At that moment the door opened and Ponci was carried in, supported on the right and left by Dagen and Casey. Ponci’s face was white, and he was in obvious pain. Dr. Andrews saw the piece of blood-soaked calico around his leg.

“Get him up here on the table,” he said. “And get his boots and pants off.”

“Damn,” Casey said as he began removing Ponci’s boots. “I sure never thought I’d be tryin’ to take off a man’s clothes.”

The others laughed.

With the pants off, the two wounds on Ponci’s legs were very obvious: one a puncture wound, just below the knee, and the other a deep gash across the calf muscle, running from the front of the leg to the back of the leg.

In addition to the crusted blood around each of the wounds, there were patches of blue-green skin, along with a network of lines of color running away from them.
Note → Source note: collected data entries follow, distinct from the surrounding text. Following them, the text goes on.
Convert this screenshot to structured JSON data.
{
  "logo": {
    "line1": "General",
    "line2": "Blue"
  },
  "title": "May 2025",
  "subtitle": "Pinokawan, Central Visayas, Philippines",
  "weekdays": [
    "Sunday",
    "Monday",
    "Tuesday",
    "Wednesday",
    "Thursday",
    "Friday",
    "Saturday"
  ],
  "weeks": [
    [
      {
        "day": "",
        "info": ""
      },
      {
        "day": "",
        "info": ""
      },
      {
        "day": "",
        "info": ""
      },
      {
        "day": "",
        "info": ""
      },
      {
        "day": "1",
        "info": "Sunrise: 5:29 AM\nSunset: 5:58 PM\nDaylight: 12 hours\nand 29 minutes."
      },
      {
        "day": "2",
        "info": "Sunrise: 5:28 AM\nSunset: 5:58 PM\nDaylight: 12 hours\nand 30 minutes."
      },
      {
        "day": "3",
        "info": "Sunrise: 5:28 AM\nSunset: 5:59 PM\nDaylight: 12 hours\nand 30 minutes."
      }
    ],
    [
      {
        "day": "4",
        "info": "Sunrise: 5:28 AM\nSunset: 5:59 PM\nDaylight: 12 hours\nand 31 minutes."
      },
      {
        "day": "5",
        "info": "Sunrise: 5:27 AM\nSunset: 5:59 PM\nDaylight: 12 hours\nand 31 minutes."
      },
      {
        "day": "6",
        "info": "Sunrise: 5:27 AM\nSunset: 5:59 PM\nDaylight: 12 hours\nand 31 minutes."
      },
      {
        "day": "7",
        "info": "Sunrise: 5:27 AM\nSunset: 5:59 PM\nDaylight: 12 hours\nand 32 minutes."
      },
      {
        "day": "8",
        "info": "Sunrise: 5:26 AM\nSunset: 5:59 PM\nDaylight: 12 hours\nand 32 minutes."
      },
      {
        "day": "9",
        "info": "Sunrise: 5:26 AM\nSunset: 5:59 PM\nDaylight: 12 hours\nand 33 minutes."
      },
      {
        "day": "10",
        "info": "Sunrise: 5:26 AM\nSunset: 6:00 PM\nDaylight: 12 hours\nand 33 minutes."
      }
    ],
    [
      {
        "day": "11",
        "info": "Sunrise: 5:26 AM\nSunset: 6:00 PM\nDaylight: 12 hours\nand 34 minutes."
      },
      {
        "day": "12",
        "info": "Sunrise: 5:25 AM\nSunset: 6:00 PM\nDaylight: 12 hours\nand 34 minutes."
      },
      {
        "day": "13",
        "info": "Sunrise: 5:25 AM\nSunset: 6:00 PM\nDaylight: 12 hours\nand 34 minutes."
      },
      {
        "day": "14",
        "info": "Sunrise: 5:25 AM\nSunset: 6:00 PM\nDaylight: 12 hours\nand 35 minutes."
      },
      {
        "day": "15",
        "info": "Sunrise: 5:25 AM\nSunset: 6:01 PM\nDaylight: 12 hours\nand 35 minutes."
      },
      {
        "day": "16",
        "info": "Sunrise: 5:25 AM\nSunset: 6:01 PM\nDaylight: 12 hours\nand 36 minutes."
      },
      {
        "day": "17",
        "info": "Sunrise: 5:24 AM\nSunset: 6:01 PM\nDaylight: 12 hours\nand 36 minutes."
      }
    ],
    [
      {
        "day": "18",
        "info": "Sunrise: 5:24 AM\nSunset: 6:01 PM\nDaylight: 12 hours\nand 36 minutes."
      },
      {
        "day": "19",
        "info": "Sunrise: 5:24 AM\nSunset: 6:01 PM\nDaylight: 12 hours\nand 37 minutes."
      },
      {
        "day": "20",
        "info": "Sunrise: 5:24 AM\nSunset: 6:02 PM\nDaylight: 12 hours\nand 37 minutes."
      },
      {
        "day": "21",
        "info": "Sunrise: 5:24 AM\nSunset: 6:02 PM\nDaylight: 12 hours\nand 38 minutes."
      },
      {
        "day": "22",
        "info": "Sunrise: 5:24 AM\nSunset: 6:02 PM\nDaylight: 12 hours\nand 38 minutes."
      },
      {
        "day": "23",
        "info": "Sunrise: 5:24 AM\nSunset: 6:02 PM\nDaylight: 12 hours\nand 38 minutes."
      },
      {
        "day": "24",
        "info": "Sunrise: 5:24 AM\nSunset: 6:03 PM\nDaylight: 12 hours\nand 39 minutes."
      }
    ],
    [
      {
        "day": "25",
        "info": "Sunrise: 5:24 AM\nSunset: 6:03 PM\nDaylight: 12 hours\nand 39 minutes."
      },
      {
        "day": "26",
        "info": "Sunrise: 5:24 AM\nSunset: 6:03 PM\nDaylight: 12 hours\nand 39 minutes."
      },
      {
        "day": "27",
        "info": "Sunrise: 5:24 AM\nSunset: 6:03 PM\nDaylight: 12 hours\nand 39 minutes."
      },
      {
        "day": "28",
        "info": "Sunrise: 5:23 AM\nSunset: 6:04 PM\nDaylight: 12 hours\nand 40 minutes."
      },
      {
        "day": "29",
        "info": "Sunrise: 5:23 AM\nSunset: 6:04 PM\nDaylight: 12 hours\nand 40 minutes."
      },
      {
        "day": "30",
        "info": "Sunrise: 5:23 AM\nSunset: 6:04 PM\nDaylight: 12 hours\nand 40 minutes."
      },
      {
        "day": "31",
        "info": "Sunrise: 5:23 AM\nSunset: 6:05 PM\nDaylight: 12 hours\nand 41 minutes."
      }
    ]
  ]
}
“How did you get these wounds?” the doctor asked, examining Ponci’s leg.

“He fell off his horse into some cactus,” Fargo said.

Dr. Andrews shook his head. “These aren’t cactus wounds,” he said. “These wounds came from a knife.”

“If you know what they are, why the hell did you ask? It ain’t none of your business how he got ’em,” Fargo said. “All we want from you is for you to fix him up.”

“It isn’t going to be that easy,” the doctor said. “What we have here is tissue necrosis, brought on by arterial ischemia.”

“What? What the hell are you talking about? Talk English, Doc,” Fargo said.

“I’m talking about a serious wound. Your friend has the beginnings of gangrene.”

“Gangrene? Damn, you mean you’re goin’ to have to chop off his leg?” Dagen asked.